The men’s side, on the other hand, appeared jaded and suffered an early exit after defeats to India, Australia and New Zealand.
And now Pakistan's bowling coach Azhar Mahmood has urged the men's team to tap into the same spirit as the women displayed throughout the event.
“The Pakistan women's team were an example to the men's team at the World Twenty20 as they played with passion and pride,” he said in an interview to Pakpassion.net.
The girls in green beat hosts India and Bangladesh in the group stage of the tournament but failed to qualify for the knockouts after they lost to an experienced English side.
However, the failure to qualify for the knockout stage did not bring the women’s side under-fire as they impressed with their energetic show in the field and displayed clear signs of improvement.
Slow-left-armer Anam Ameen also became the third-highest wicket-taker of the event, bagging seven scalps in four matches.
Azhar, 41, was hired by the Pakistan Cricket Board as a deputy to the then head-coach Waqar Younis ahead of the Asia Cup and World T20 campaigns, for which the board and the skipper Shahid Afridi had been preparing for more than a year.
The all-rounder last played for Pakistan in 2007, and since then has been playing in the English County and numerous top-level Twenty20 leagues around the world and therefore is aware of the modern methods of cricket which have made countries like England, Australia and South Africa as centers of excellence of the game.
According to Azhar, the Pakistan players have been ‘playing for themselves’.

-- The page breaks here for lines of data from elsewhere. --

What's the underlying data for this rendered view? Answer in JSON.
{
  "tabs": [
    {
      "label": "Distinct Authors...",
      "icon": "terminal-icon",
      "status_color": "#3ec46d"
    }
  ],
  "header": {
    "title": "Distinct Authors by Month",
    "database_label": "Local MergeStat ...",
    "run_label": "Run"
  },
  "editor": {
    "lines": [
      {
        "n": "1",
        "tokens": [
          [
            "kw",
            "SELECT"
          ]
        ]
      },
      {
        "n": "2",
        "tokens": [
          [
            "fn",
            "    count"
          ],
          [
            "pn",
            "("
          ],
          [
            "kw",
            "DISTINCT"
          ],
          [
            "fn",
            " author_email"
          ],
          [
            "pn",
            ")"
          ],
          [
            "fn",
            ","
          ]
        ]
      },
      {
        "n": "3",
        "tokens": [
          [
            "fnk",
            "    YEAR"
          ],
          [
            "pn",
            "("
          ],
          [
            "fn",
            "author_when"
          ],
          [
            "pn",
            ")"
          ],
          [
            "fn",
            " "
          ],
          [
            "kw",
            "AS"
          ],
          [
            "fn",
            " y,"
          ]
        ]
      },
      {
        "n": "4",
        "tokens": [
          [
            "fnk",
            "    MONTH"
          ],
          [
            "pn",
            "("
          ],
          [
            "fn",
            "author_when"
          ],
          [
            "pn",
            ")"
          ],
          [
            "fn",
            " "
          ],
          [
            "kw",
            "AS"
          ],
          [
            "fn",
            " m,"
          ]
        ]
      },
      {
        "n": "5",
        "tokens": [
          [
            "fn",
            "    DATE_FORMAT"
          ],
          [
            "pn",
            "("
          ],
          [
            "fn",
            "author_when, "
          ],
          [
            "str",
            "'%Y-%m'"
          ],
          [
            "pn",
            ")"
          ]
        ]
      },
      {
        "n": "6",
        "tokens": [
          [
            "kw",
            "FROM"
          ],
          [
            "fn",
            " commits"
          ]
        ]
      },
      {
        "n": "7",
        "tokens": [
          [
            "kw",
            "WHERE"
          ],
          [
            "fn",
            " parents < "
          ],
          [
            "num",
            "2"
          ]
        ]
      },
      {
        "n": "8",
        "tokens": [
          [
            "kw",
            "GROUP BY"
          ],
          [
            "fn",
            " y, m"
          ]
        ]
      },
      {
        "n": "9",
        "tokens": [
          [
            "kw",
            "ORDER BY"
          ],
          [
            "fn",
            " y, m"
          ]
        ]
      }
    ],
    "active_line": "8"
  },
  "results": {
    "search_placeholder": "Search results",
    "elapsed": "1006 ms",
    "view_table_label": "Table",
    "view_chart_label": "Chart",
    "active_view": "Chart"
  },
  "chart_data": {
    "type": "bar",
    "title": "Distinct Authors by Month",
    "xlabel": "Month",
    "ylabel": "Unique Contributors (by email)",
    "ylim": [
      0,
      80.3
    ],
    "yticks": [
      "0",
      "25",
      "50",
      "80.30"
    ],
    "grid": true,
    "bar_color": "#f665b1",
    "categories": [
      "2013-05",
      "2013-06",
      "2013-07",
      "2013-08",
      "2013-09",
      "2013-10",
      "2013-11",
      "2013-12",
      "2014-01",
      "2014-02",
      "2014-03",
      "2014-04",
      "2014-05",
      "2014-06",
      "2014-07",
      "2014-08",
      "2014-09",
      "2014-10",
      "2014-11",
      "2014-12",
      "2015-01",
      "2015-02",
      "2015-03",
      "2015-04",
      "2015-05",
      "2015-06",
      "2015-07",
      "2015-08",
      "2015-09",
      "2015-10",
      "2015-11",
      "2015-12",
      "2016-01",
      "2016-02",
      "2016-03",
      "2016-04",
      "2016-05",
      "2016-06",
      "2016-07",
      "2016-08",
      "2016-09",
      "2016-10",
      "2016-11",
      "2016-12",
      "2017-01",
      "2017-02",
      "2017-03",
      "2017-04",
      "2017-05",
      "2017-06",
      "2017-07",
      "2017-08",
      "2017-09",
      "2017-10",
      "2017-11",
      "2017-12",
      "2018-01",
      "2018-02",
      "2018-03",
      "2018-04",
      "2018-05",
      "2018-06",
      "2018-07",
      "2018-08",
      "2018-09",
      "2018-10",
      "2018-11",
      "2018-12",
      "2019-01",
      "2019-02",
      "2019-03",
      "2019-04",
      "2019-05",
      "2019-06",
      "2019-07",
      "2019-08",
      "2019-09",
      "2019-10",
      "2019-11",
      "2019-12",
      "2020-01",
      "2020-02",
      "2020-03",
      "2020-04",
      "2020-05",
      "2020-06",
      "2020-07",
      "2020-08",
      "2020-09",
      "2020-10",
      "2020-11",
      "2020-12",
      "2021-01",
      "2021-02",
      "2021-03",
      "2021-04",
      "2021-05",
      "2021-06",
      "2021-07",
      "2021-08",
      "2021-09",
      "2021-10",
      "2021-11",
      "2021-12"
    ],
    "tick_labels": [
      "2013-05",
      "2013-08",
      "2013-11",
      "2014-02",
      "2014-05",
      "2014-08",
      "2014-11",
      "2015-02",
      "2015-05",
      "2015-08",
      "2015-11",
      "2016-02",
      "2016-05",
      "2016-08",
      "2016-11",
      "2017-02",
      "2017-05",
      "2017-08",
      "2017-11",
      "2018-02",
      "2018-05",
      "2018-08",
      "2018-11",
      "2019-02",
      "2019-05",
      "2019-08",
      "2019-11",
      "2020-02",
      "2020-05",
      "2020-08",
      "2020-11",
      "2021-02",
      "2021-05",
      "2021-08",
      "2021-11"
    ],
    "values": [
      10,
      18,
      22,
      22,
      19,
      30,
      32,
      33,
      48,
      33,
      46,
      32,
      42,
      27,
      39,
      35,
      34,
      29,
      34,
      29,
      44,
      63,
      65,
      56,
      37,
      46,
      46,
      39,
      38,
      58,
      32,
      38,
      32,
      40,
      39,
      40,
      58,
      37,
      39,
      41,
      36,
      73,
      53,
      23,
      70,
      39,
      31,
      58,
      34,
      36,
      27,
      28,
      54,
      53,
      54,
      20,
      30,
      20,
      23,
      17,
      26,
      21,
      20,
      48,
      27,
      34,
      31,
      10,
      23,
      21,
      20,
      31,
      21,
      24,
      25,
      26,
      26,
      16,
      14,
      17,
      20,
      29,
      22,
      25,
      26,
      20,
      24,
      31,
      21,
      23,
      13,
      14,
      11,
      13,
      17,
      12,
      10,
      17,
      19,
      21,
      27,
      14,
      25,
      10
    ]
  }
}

“It hurts me to say this but the pride and passion of playing for your country is missing from some of the current Pakistani cricketers,” he said.
“You are representing your country, not your local club team.”
Azhar said that he cherished the opportunity to represent Pakistan as a coach and wear the national colours, but was disappointed when he did not see the same fire in the players.
“When I put the Pakistan shirt on recently for my coaching stint, I had goosebumps, but I don't see that in a lot of the current players.”
Azhar, who has represented Kings XI Punjab and Kolkata Knight Riders at the Indian Premier League stage, cited the example of Indian star Virat Kohli and regarded his success as a result of his intense work ethic.
“We have talent, but you have to have the work ethic, as talent alone will not help you succeed. Again I use the example of Virat Kohli,” he said.
“He has talent, but look at his work ethic and the amount of hard work he does to supplement that talent.”
Azhar said the criticism aimed at the coaching staff and the PCB was uncalled for and blamed the players for not putting in enough effort.
“It's easy for the players to blame the coaches or the PCB, but at the end of the day it's how much they want it and how much hard work they put in, which will produce the results.”